Career NFL statistics
- Games played: 80
- Games started: 70
- Fumble recoveries: 1
- Stats at Pro Football Reference

= Anthony Herrera (American football) =

American football player (born 1980)

Anthony Herrera (born June 14, 1980) is a former American football offensive guard. He played college football for the University of Tennessee and was signed as an undrafted free agent by the Minnesota Vikings.
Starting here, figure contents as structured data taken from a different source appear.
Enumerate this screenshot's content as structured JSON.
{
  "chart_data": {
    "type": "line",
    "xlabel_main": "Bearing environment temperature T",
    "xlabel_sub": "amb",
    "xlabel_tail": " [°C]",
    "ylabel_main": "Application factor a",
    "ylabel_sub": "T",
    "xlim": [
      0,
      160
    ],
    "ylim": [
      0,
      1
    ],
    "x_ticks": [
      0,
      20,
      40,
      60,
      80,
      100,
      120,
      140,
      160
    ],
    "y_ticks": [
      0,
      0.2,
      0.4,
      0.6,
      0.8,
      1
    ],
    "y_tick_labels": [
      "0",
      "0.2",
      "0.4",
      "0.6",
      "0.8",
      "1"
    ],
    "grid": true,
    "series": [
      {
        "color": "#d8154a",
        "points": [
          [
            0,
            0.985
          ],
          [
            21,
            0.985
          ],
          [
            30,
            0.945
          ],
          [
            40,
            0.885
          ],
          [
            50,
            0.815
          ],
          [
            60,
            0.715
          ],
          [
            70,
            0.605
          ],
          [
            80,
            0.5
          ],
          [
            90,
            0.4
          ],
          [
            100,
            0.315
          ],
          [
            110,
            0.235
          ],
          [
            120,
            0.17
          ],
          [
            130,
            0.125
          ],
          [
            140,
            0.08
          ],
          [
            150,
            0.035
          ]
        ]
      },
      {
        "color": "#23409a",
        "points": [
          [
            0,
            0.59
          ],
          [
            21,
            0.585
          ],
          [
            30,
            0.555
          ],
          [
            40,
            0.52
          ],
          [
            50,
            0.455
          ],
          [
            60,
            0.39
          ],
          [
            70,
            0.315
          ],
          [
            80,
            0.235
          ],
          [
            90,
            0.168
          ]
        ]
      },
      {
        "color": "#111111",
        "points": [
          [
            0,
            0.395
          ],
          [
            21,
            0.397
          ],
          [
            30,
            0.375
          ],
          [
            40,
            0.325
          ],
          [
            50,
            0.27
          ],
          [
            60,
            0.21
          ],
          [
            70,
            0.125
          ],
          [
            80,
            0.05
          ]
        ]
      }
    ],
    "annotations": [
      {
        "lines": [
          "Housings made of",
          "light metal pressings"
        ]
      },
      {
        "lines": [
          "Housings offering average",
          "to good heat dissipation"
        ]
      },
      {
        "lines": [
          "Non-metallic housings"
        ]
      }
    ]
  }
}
Herrera was born a citizen of Trinidad and Tobago, but later gained American citizenship.

==Early life==
Herrera attended Barron G. Collier High School in Naples, Florida.

==Professional career==

Herrera was the starting right guard for the Minnesota Vikings from 2007 to 2011.

==Personal life==
Herrera was a contestant on NBC's Minute to Win It in an online exclusive episode playing to win money for the Indian Nations Football Conference and the Boys and Girls Club of Collier County.